I have another question, when I create my QGraphicsScene outside the main widget / as a global variable, (so that it can be accessed by these sprites for remote deletion / etc.) the program crashes. Is there any workaround on it?

Thanks again.

EDIT: Here are the codes so far. Currently I am having trouble about deleting the enemy whenever they reach 0 HP upon collision with the cannons because I honestly don't have an idea about how to notify the main widget that a collision has happened and delete the object from the scenes there.

d_stranz
28th September 2012, 03:48
I honestly don't have an idea about how to notify the main widget that a collision has happened and delete the object from the scenes there.

If you derive your cannonball object from QGraphicsObject instead of QGraphicsItem, then it can have slots and signals. So, if you do your collision detection inside the cannonball code, then have it emit a signal "uhOhIAmAGoner( cannonball * unlucky )" that can be handled by a slot in the main window, view, or scene. Since the signal passes itself (this), you don't have to resort to tricks to find out which cannonball hit the mob.

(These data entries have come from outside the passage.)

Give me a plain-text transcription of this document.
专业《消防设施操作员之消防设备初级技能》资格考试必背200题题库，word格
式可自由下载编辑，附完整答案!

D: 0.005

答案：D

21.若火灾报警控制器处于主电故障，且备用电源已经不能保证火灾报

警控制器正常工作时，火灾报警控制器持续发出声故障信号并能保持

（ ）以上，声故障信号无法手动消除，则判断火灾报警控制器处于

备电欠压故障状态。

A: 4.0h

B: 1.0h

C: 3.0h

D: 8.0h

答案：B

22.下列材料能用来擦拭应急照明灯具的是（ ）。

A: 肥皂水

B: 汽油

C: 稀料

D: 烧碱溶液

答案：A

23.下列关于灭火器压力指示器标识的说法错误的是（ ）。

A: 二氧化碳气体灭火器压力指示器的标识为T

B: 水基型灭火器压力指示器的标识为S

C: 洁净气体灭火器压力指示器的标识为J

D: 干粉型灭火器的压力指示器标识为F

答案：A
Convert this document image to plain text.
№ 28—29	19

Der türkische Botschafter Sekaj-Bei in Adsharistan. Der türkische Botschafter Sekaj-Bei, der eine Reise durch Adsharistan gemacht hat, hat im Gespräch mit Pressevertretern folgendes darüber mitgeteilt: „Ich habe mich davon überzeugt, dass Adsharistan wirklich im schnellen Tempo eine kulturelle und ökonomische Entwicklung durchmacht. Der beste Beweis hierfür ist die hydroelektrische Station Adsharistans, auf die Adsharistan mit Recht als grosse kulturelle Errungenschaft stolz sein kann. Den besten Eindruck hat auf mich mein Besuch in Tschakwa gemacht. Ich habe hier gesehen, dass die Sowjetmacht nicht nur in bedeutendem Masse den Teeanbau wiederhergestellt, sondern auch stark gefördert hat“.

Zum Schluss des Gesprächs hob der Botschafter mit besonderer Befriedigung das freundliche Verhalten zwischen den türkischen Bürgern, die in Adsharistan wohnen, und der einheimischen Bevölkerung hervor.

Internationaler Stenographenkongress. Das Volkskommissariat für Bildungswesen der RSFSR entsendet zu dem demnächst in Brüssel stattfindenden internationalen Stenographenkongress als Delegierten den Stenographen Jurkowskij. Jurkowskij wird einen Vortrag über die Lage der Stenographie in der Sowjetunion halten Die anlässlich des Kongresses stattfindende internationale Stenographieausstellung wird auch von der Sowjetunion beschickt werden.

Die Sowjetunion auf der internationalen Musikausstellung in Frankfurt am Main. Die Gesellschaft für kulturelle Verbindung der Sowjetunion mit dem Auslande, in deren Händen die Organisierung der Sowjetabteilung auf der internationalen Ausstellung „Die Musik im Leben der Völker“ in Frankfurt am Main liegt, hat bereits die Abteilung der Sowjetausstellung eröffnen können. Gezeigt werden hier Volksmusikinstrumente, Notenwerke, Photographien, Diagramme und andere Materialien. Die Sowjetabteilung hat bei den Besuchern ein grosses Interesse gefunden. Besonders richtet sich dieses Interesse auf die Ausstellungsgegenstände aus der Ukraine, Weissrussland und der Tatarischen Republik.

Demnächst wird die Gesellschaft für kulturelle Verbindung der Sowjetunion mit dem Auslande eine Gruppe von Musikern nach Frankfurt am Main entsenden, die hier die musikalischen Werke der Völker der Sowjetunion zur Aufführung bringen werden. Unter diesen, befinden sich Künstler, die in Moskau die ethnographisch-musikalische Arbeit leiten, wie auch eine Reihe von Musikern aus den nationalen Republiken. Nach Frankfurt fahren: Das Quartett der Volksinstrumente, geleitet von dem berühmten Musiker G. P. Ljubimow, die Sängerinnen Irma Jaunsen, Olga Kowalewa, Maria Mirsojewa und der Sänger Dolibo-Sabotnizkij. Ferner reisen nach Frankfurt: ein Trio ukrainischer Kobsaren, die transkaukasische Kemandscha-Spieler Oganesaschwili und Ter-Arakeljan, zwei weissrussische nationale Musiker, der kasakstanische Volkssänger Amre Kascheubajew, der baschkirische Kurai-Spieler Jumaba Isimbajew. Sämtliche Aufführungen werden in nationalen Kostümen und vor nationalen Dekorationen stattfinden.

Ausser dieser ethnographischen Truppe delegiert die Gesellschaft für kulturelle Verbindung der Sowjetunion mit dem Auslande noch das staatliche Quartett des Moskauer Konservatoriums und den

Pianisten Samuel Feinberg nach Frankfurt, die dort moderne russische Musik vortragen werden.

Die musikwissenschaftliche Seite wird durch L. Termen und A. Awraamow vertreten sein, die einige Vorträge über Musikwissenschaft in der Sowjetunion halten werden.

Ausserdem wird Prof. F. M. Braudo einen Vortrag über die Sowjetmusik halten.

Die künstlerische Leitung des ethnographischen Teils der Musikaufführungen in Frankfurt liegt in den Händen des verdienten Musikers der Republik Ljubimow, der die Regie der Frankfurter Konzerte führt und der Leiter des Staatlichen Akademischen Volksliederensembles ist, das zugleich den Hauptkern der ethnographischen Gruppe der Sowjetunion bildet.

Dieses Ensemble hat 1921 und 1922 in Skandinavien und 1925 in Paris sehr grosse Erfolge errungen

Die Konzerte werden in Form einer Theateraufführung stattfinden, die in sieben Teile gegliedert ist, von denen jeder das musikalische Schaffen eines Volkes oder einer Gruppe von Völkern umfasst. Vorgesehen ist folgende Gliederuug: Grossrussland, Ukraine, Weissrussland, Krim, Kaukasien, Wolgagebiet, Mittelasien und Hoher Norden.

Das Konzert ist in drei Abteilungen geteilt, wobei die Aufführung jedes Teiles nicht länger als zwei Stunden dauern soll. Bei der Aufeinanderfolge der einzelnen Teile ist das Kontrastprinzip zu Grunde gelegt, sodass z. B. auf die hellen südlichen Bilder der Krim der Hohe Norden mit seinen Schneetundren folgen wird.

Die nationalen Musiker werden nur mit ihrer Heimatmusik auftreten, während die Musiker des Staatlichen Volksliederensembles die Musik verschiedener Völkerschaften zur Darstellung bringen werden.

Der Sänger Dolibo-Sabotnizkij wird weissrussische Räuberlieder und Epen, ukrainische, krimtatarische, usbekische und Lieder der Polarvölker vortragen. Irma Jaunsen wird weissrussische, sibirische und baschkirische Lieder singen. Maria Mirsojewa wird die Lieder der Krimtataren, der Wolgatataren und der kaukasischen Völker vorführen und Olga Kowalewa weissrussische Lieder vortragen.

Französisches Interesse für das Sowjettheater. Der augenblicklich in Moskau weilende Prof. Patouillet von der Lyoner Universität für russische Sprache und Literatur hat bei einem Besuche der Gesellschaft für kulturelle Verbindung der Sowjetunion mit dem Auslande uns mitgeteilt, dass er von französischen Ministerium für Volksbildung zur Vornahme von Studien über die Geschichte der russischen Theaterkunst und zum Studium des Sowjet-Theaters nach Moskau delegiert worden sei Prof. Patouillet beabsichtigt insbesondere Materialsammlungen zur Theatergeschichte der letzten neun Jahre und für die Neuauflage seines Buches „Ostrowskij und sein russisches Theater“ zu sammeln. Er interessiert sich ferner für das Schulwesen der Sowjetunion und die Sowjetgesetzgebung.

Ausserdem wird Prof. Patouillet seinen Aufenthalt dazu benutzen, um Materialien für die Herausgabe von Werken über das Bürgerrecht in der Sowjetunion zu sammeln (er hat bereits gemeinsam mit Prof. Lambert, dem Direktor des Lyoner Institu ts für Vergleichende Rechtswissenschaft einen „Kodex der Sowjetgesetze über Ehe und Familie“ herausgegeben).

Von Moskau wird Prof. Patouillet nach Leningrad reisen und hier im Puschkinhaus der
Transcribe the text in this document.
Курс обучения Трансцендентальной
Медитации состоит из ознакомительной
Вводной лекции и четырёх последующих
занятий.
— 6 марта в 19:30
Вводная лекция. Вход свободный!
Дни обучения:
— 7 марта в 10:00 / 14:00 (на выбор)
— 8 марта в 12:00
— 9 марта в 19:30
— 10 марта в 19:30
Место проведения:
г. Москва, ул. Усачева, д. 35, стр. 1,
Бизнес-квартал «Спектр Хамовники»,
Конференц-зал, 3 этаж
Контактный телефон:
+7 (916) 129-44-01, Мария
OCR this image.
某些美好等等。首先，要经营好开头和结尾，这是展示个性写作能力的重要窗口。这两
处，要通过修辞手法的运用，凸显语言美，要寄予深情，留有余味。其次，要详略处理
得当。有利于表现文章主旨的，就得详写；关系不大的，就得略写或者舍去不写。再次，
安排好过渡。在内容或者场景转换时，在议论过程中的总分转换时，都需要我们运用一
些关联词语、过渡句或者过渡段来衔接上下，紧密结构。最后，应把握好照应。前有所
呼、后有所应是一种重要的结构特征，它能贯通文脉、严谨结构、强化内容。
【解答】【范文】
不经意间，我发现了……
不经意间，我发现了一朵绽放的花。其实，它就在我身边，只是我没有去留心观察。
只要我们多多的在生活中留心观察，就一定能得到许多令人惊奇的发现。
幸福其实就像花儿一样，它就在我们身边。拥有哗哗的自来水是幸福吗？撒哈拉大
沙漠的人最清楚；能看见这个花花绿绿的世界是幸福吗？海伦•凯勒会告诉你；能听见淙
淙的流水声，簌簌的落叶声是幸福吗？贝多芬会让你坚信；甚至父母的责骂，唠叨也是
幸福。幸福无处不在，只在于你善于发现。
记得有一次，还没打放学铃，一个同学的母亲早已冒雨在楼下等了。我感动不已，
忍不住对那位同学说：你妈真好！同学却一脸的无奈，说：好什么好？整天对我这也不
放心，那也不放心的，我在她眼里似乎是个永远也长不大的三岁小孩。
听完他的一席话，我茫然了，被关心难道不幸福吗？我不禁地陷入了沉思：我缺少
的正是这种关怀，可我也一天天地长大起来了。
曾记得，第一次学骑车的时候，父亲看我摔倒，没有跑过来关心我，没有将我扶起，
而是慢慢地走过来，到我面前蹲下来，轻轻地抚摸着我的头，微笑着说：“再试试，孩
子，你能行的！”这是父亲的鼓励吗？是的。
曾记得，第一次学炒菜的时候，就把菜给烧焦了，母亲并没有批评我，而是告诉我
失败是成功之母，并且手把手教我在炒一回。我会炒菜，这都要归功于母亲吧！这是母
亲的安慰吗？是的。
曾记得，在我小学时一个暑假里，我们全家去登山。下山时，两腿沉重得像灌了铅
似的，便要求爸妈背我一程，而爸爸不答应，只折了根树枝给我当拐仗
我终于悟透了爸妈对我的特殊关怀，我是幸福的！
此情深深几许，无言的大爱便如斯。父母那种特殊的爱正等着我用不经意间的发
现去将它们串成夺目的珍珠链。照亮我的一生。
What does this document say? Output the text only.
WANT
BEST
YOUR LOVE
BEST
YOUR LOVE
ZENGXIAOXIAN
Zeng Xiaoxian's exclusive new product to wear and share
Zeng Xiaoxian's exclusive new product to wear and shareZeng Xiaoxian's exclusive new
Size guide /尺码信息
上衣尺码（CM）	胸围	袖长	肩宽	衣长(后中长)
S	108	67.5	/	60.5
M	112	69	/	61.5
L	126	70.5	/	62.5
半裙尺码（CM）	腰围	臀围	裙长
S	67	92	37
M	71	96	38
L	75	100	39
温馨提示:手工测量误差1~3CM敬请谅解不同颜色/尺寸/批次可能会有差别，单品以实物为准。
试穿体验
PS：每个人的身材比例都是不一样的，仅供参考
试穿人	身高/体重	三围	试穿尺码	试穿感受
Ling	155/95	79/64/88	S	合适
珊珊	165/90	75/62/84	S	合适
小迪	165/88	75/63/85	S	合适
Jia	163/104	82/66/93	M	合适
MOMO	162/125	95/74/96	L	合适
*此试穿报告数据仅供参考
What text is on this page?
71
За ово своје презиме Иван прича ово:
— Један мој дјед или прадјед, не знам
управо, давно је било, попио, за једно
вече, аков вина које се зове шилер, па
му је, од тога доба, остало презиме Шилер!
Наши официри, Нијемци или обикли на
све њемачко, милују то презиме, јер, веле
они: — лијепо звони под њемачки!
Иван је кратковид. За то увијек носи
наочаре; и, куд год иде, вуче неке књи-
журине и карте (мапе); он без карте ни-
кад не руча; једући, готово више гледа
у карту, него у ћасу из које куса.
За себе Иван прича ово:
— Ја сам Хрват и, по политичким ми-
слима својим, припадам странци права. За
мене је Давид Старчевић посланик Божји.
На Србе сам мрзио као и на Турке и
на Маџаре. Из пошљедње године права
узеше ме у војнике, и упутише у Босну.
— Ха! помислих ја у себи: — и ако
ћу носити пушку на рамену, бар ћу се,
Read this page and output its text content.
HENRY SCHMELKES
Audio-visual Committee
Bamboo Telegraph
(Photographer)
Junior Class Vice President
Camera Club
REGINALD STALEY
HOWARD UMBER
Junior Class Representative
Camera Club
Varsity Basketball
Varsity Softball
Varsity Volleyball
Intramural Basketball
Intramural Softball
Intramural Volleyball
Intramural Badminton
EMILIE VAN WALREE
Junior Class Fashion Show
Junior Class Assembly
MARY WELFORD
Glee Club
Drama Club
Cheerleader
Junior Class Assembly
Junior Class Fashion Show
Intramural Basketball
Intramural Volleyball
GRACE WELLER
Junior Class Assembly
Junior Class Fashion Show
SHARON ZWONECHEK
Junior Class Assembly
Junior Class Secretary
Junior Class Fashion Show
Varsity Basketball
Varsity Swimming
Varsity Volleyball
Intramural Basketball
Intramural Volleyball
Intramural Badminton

class cannonball : public QGraphicsObject
{
Q_OBJECT;

// ...

signals:
void uhOhIAmAGoner( cannonball * unlucky );

protected slots:
void hitEnemy();

protected:
QTimer timer;
};

cannonball::cannonball( QGraphicsItem * parent ) :
: QGraphicsObject( parent )
, timer( this )
{
timer.setInterval( 100 );

connect( &timer, SIGNAL( timeout() ), this, SLOT( hitEnemy() ) );
timer.start();
}

void cannonball::hitEnemy()
{
if ( collidedWithAMob() ) // You can figure this part out
{
timer.stop();
emit uhOhIAmAGoner( this );
}
else
updatePosition();
}

class MainWindow: public QMainWindow
{
// ...

public slots:
void killThatCannonball( cannonball * cball );

protected:
void addACannonball();

private:
QGraphicsScene mobScene;
};


void MainWindow::addACannonball()
{
cannonball * cBall = new cannonball();
// establish initial trajectory, etc.

mobScene.addItem ( cBall );

connect( cBall, SIGNAL( uhOhIAmAGoner( cannonball * ) ), this, SLOT( killThatCannonball( cannonball * ) ) );
}

void MainWindow::killThatCannonball( cannonball * cBall )
{
mobScene.removeItem ( cBall );
delete cBall;
}


Of course, none of this code has been compiled and certainly not tested. That's why your professor gave it to you as a homework project...

wysota
28th September 2012, 11:12
Collisions should be detected from within the scene. Then notifying anyone you want is easy since the scene is derived from QObject. Depending on what your architecture looks like, you might want to do this from within QGraphisScene::advance().